Suppose there is a form with a selection field called Field X, which allows two possible states: Yes or No. The form contains 20 records of which Field X is set to Yes for 7 of them, No for 8 of them, and NULL for 5 of them. When you search for the records, you receive the following results:
- Search for all tickets (without any conditions) results in 20 records returned.
- Search for all tickets where 'Field X' = NULL results in 5 records returned.
- Search for all tickets where 'Field X' = "Yes" results in 7 records returned.
- Search for all tickets where 'Field X' = "No" results in 8 records returned.
If you now search for all tickets where 'Field X' != "Yes", you might expect to receive 13 records returned (8 records where the field is No and 5 where it is NULL ) but you receive only 8 records. This is correct behavior according to the rules of relational algebra. NULL is NULL ; that is, it has no value. You must explicitly look for NULL values as they are not implicitly included in queries that search for values.
Relational algebra does not follow Boolean logic, where conditions are either true or false. Instead, every condition evaluates as one of TRUE, FALSE, or UNKNOWN. This is called three valued logic. The result of a comparison is UNKNOWN if either value being compared is the NULL value. Rows satisfy a search condition if the result of the condition is TRUE. Rows for which the condition is UNKNOWN do not satisfy the search condition.
The only way to find a row with a NULL value for a field in a search is to explicitly search for whether the field has a NULL value. Testing for NULL is the only case that a NULL value matches. So, in the example, to find all entries that are not Yes or are NULL, the qualification is
'Field X' != "Yes" OR 'Field X' = NULL
These criteria find the 13 records in the example data set.
Any comparison other than equal to and not equal to results in a value of UNKNOWN. In AND operations, at least one item is NOTTRUE, so the qualification does not succeed. In OR operations, this clause with NULL is UNKNOWN, so the qualification depends on the result of the other clauses. If all clauses evaluate to UNKNOWN, the qualification fails as a qualification.
If a NULL value is involved in an arithmetic operation, the result of the operation is NULL. In other words, any time a NULL value is involved, the entire operation becomes NULL.

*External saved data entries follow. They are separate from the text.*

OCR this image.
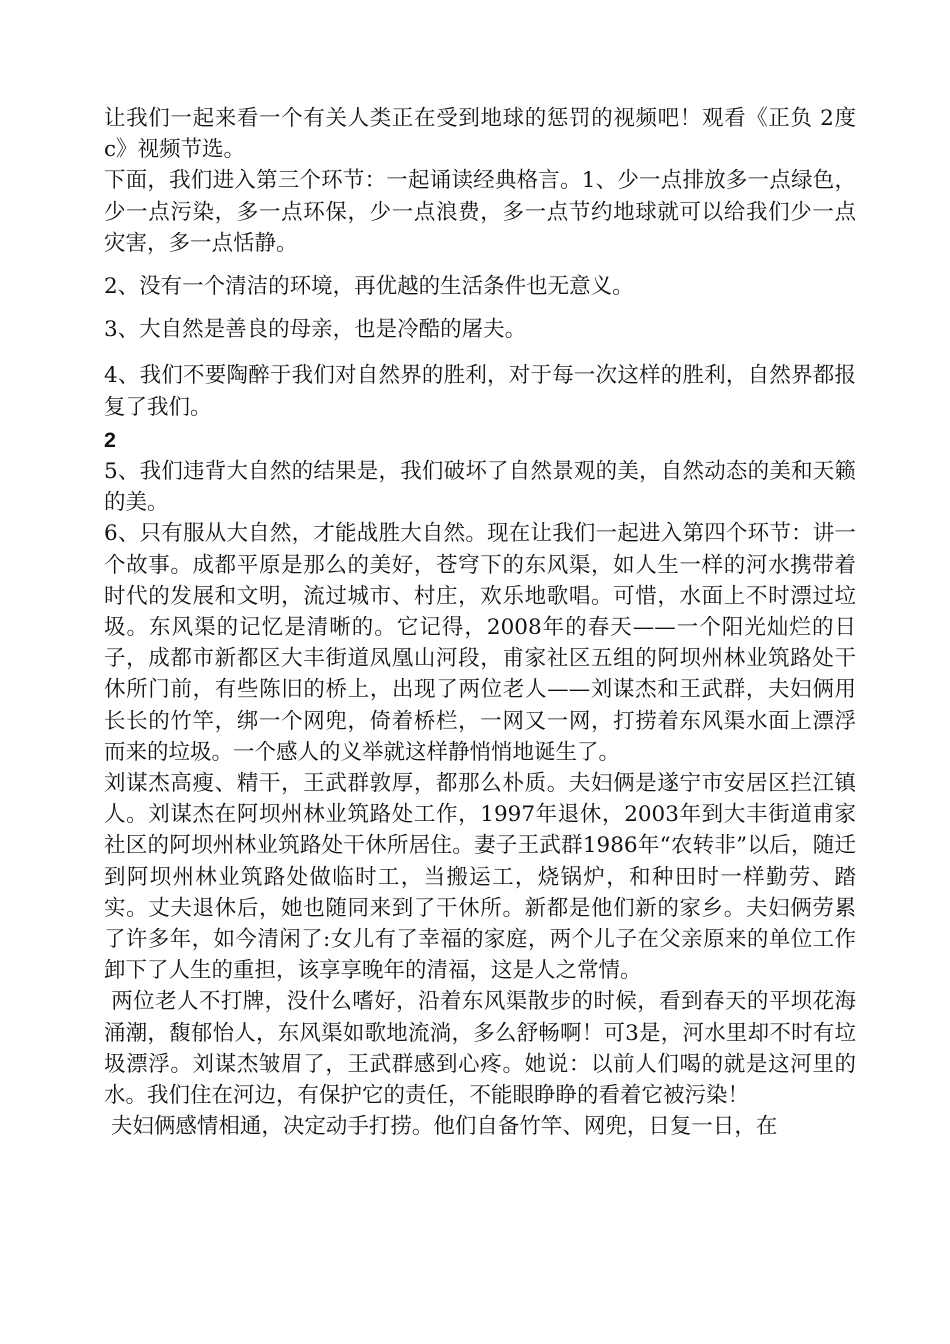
让我们一起来看一个有关人类正在受到地球的惩罚的视频吧！观看《正负 2度c》视频节选。

下面，我们进入第三个环节：一起诵读经典格言。1、少一点排放多一点绿色，少一点污染，多一点环保，少一点浪费，多一点节约地球就可以给我们少一点灾害，多一点恬静。

2、没有一个清洁的环境，再优越的生活条件也无意义。

3、大自然是善良的母亲，也是冷酷的屠夫。

4、我们不要陶醉于我们对自然界的胜利，对于每一次这样的胜利，自然界都报复了我们。

2

5、我们违背大自然的结果是，我们破坏了自然景观的美，自然动态的美和天籁的美。

6、只有服从大自然，才能战胜大自然。现在让我们一起进入第四个环节：讲一个故事。成都平原是那么的美好，苍穹下的东风渠，如人生一样的河水携带着时代的发展和文明，流过城市、村庄，欢乐地歌唱。可惜，水面上不时漂过垃圾。东风渠的记忆是清晰的。它记得，2008年的春天——一个阳光灿烂的日子，成都市新都区大丰街道凤凰山河段，甫家社区五组的阿坝州林业筑路处干休所门前，有些陈旧的桥上，出现了两位老人——刘谋杰和王武群，夫妇俩用长长的竹竿，绑一个网兜，倚着桥栏，一网又一网，打捞着东风渠水面上漂浮而来的垃圾。一个感人的义举就这样静悄悄地诞生了。

刘谋杰高瘦、精干，王武群敦厚，都那么朴质。夫妇俩是遂宁市安居区拦江镇人。刘谋杰在阿坝州林业筑路处工作，1997年退休，2003年到大丰街道甫家社区的阿坝州林业筑路处干休所居住。妻子王武群1986年“农转非”以后，随迁到阿坝州林业筑路处做临时工，当搬运工，烧锅炉，和种田时一样勤劳、踏实。丈夫退休后，她也随同来到了干休所。新都是他们新的家乡。夫妇俩劳累了许多年，如今清闲了:女儿有了幸福的家庭，两个儿子在父亲原来的单位工作卸下了人生的重担，该享享晚年的清福，这是人之常情。

两位老人不打牌，没什么嗜好，沿着东风渠散步的时候，看到春天的平坝花海涌潮，馥郁怡人，东风渠如歌地流淌，多么舒畅啊！可3是，河水里却不时有垃圾漂浮。刘谋杰皱眉了，王武群感到心疼。她说：以前人们喝的就是这河里的水。我们住在河边，有保护它的责任，不能眼睁睁的看着它被污染！

夫妇俩感情相通，决定动手打捞。他们自备竹竿、网兜，日复一日，在
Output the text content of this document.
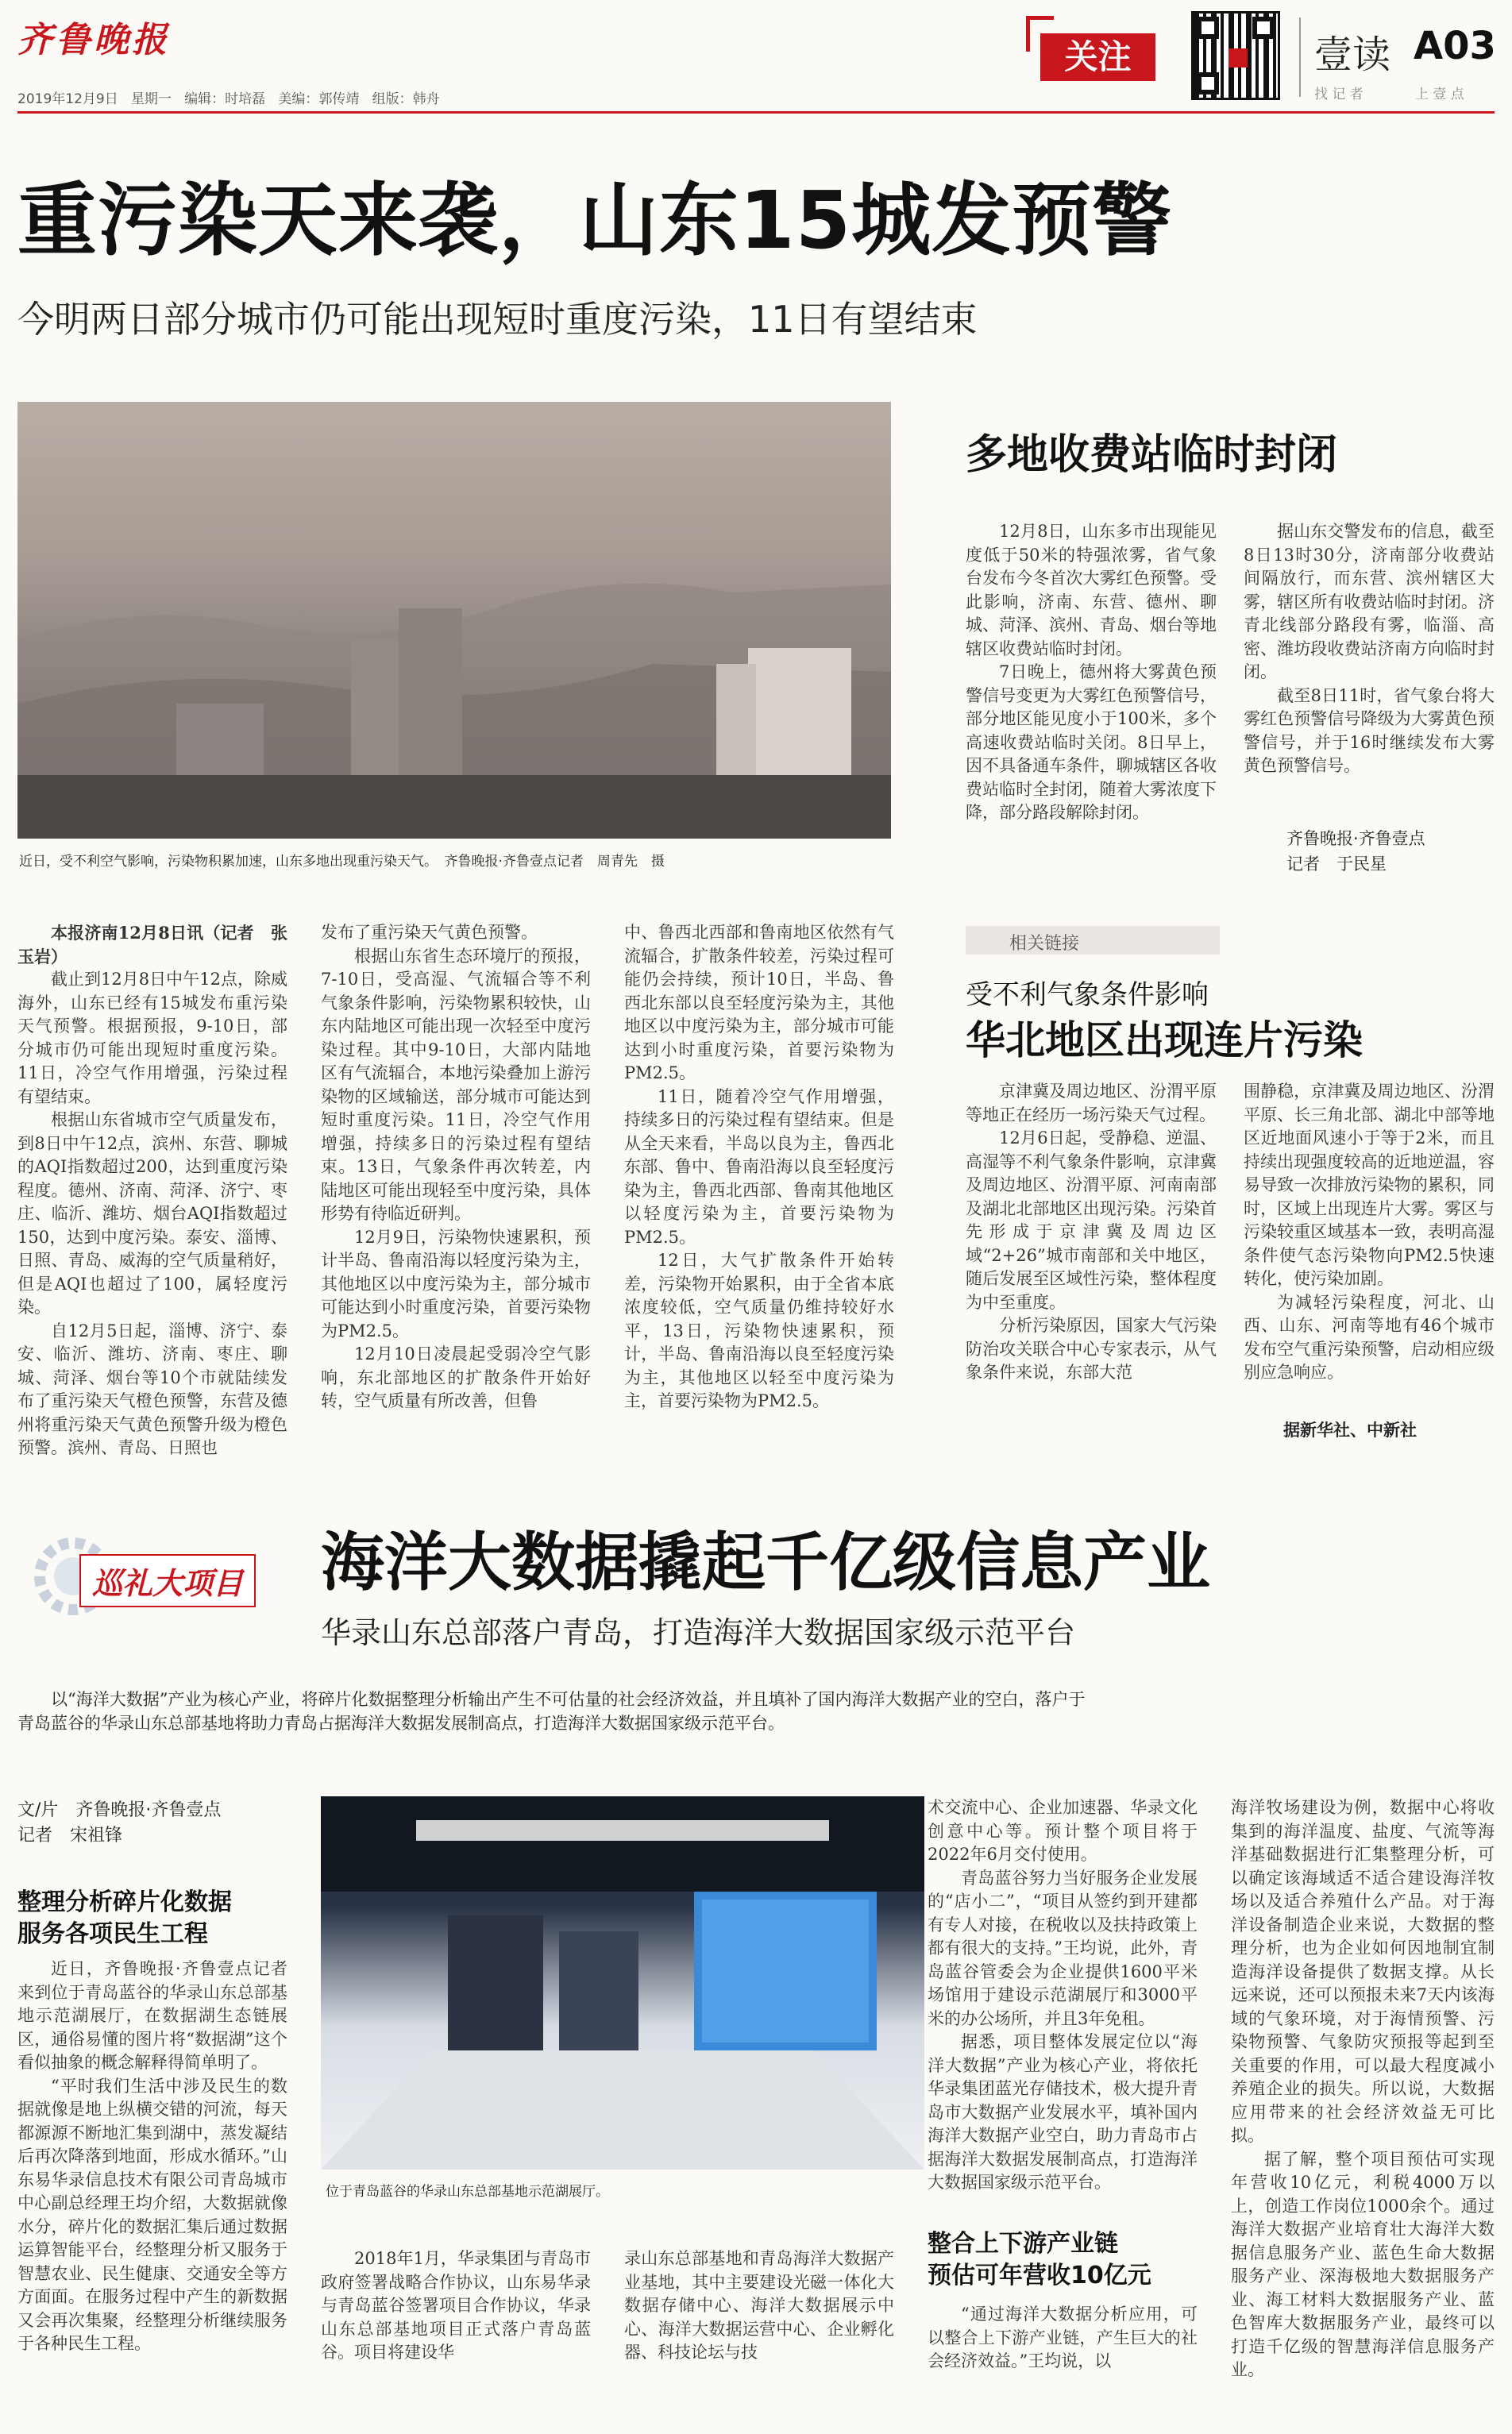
齐鲁晚报
2019年12月9日 星期一 编辑：时培磊 美编：郭传靖 组版：韩舟
关注	壹读 A03
找 记 者	上 壹 点
重污染天来袭，山东15城发预警
今明两日部分城市仍可能出现短时重度污染，11日有望结束
近日，受不利空气影响，污染物积累加速，山东多地出现重污染天气。　齐鲁晚报·齐鲁壹点记者　周青先　摄

本报济南12月8日讯（记者　张玉岩）

截止到12月8日中午12点，除威海外，山东已经有15城发布重污染天气预警。根据预报，9-10日，部分城市仍可能出现短时重度污染。11日，冷空气作用增强，污染过程有望结束。

根据山东省城市空气质量发布，到8日中午12点，滨州、东营、聊城的AQI指数超过200，达到重度污染程度。德州、济南、菏泽、济宁、枣庄、临沂、潍坊、烟台AQI指数超过150，达到中度污染。泰安、淄博、日照、青岛、威海的空气质量稍好，但是AQI也超过了100，属轻度污染。

自12月5日起，淄博、济宁、泰安、临沂、潍坊、济南、枣庄、聊城、菏泽、烟台等10个市就陆续发布了重污染天气橙色预警，东营及德州将重污染天气黄色预警升级为橙色预警。滨州、青岛、日照也

发布了重污染天气黄色预警。

根据山东省生态环境厅的预报，7-10日，受高湿、气流辐合等不利气象条件影响，污染物累积较快，山东内陆地区可能出现一次轻至中度污染过程。其中9-10日，大部内陆地区有气流辐合，本地污染叠加上游污染物的区域输送，部分城市可能达到短时重度污染。11日，冷空气作用增强，持续多日的污染过程有望结束。13日，气象条件再次转差，内陆地区可能出现轻至中度污染，具体形势有待临近研判。

12月9日，污染物快速累积，预计半岛、鲁南沿海以轻度污染为主，其他地区以中度污染为主，部分城市可能达到小时重度污染，首要污染物为PM2.5。

12月10日凌晨起受弱冷空气影响，东北部地区的扩散条件开始好转，空气质量有所改善，但鲁

中、鲁西北西部和鲁南地区依然有气流辐合，扩散条件较差，污染过程可能仍会持续，预计10日，半岛、鲁西北东部以良至轻度污染为主，其他地区以中度污染为主，部分城市可能达到小时重度污染，首要污染物为PM2.5。

11日，随着冷空气作用增强，持续多日的污染过程有望结束。但是从全天来看，半岛以良为主，鲁西北东部、鲁中、鲁南沿海以良至轻度污染为主，鲁西北西部、鲁南其他地区以轻度污染为主，首要污染物为PM2.5。

12日，大气扩散条件开始转差，污染物开始累积，由于全省本底浓度较低，空气质量仍维持较好水平，13日，污染物快速累积，预计，半岛、鲁南沿海以良至轻度污染为主，其他地区以轻至中度污染为主，首要污染物为PM2.5。

多地收费站临时封闭

12月8日，山东多市出现能见度低于50米的特强浓雾，省气象台发布今冬首次大雾红色预警。受此影响，济南、东营、德州、聊城、菏泽、滨州、青岛、烟台等地辖区收费站临时封闭。

7日晚上，德州将大雾黄色预警信号变更为大雾红色预警信号，部分地区能见度小于100米，多个高速收费站临时关闭。8日早上，因不具备通车条件，聊城辖区各收费站临时全封闭，随着大雾浓度下降，部分路段解除封闭。

据山东交警发布的信息，截至8日13时30分，济南部分收费站间隔放行，而东营、滨州辖区大雾，辖区所有收费站临时封闭。济青北线部分路段有雾，临淄、高密、潍坊段收费站济南方向临时封闭。

截至8日11时，省气象台将大雾红色预警信号降级为大雾黄色预警信号，并于16时继续发布大雾黄色预警信号。

齐鲁晚报·齐鲁壹点
记者　于民星
相关链接
受不利气象条件影响
华北地区出现连片污染

京津冀及周边地区、汾渭平原等地正在经历一场污染天气过程。

12月6日起，受静稳、逆温、高湿等不利气象条件影响，京津冀及周边地区、汾渭平原、河南南部及湖北北部地区出现污染。污染首先形成于京津冀及周边区域“2+26”城市南部和关中地区，随后发展至区域性污染，整体程度为中至重度。

分析污染原因，国家大气污染防治攻关联合中心专家表示，从气象条件来说，东部大范

围静稳，京津冀及周边地区、汾渭平原、长三角北部、湖北中部等地区近地面风速小于等于2米，而且持续出现强度较高的近地逆温，容易导致一次排放污染物的累积，同时，区域上出现连片大雾。雾区与污染较重区域基本一致，表明高湿条件使气态污染物向PM2.5快速转化，使污染加剧。

为减轻污染程度，河北、山西、山东、河南等地有46个城市发布空气重污染预警，启动相应级别应急响应。

据新华社、中新社
巡礼大项目 海洋大数据撬起千亿级信息产业
华录山东总部落户青岛，打造海洋大数据国家级示范平台
以“海洋大数据”产业为核心产业，将碎片化数据整理分析输出产生不可估量的社会经济效益，并且填补了国内海洋大数据产业的空白，落户于
青岛蓝谷的华录山东总部基地将助力青岛占据海洋大数据发展制高点，打造海洋大数据国家级示范平台。
文/片　齐鲁晚报·齐鲁壹点
记者　宋祖锋
整理分析碎片化数据
服务各项民生工程

近日，齐鲁晚报·齐鲁壹点记者来到位于青岛蓝谷的华录山东总部基地示范湖展厅，在数据湖生态链展区，通俗易懂的图片将“数据湖”这个看似抽象的概念解释得简单明了。

“平时我们生活中涉及民生的数据就像是地上纵横交错的河流，每天都源源不断地汇集到湖中，蒸发凝结后再次降落到地面，形成水循环。”山东易华录信息技术有限公司青岛城市中心副总经理王均介绍，大数据就像水分，碎片化的数据汇集后通过数据运算智能平台，经整理分析又服务于智慧农业、民生健康、交通安全等方方面面。在服务过程中产生的新数据又会再次集聚，经整理分析继续服务于各种民生工程。

位于青岛蓝谷的华录山东总部基地示范湖展厅。

2018年1月，华录集团与青岛市政府签署战略合作协议，山东易华录与青岛蓝谷签署项目合作协议，华录山东总部基地项目正式落户青岛蓝谷。项目将建设华

录山东总部基地和青岛海洋大数据产业基地，其中主要建设光磁一体化大数据存储中心、海洋大数据展示中心、海洋大数据运营中心、企业孵化器、科技论坛与技

术交流中心、企业加速器、华录文化创意中心等。预计整个项目将于2022年6月交付使用。

青岛蓝谷努力当好服务企业发展的“店小二”，“项目从签约到开建都有专人对接，在税收以及扶持政策上都有很大的支持。”王均说，此外，青岛蓝谷管委会为企业提供1600平米场馆用于建设示范湖展厅和3000平米的办公场所，并且3年免租。

据悉，项目整体发展定位以“海洋大数据”产业为核心产业，将依托华录集团蓝光存储技术，极大提升青岛市大数据产业发展水平，填补国内海洋大数据产业空白，助力青岛市占据海洋大数据发展制高点，打造海洋大数据国家级示范平台。

整合上下游产业链
预估可年营收10亿元

“通过海洋大数据分析应用，可以整合上下游产业链，产生巨大的社会经济效益。”王均说，以

海洋牧场建设为例，数据中心将收集到的海洋温度、盐度、气流等海洋基础数据进行汇集整理分析，可以确定该海域适不适合建设海洋牧场以及适合养殖什么产品。对于海洋设备制造企业来说，大数据的整理分析，也为企业如何因地制宜制造海洋设备提供了数据支撑。从长远来说，还可以预报未来7天内该海域的气象环境，对于海情预警、污染物预警、气象防灾预报等起到至关重要的作用，可以最大程度减小养殖企业的损失。所以说，大数据应用带来的社会经济效益无可比拟。

据了解，整个项目预估可实现年营收10亿元，利税4000万以上，创造工作岗位1000余个。通过海洋大数据产业培育壮大海洋大数据信息服务产业、蓝色生命大数据服务产业、深海极地大数据服务产业、海工材料大数据服务产业、蓝色智库大数据服务产业，最终可以打造千亿级的智慧海洋信息服务产业。
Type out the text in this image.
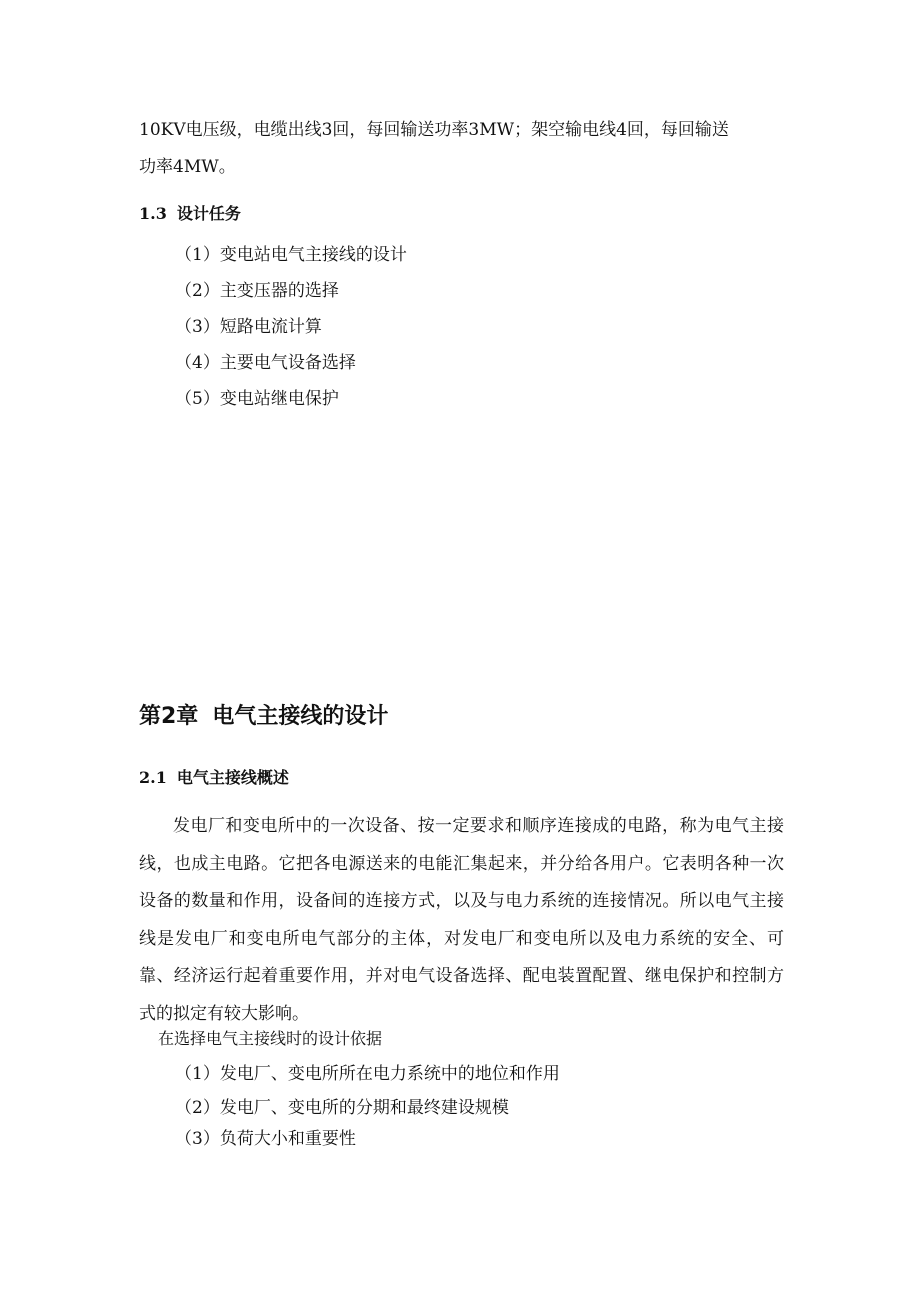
10KV电压级，电缆出线3回，每回输送功率3MW；架空输电线4回，每回输送
功率4MW。
1.3 设计任务
（1）变电站电气主接线的设计
（2）主变压器的选择
（3）短路电流计算
（4）主要电气设备选择
（5）变电站继电保护
第2章 电气主接线的设计
2.1 电气主接线概述
发电厂和变电所中的一次设备、按一定要求和顺序连接成的电路，称为电气主接线，也成主电路。它把各电源送来的电能汇集起来，并分给各用户。它表明各种一次设备的数量和作用，设备间的连接方式，以及与电力系统的连接情况。所以电气主接线是发电厂和变电所电气部分的主体，对发电厂和变电所以及电力系统的安全、可靠、经济运行起着重要作用，并对电气设备选择、配电装置配置、继电保护和控制方式的拟定有较大影响。
在选择电气主接线时的设计依据
（1）发电厂、变电所所在电力系统中的地位和作用
（2）发电厂、变电所的分期和最终建设规模
（3）负荷大小和重要性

As an example for this functionality, look at the following qualification
('Field A' = 5) OR ('Field B' > 'Field C' + 37)
If Field C has a NULL value, the second clause evaluates to UNKNOWN. Since the operation is an OR, the result of the qualification depends on whether Field A is set to 5 (success) or not (failure).
An alternative to using NULL is to have a value or state that represents unknown. Then, you always assign the value of Yes, No, or Unknown. Filters can be used to assign Unknown if the field is NULL. Then, the field always has a value and you do not have the issue about working with a NULL value.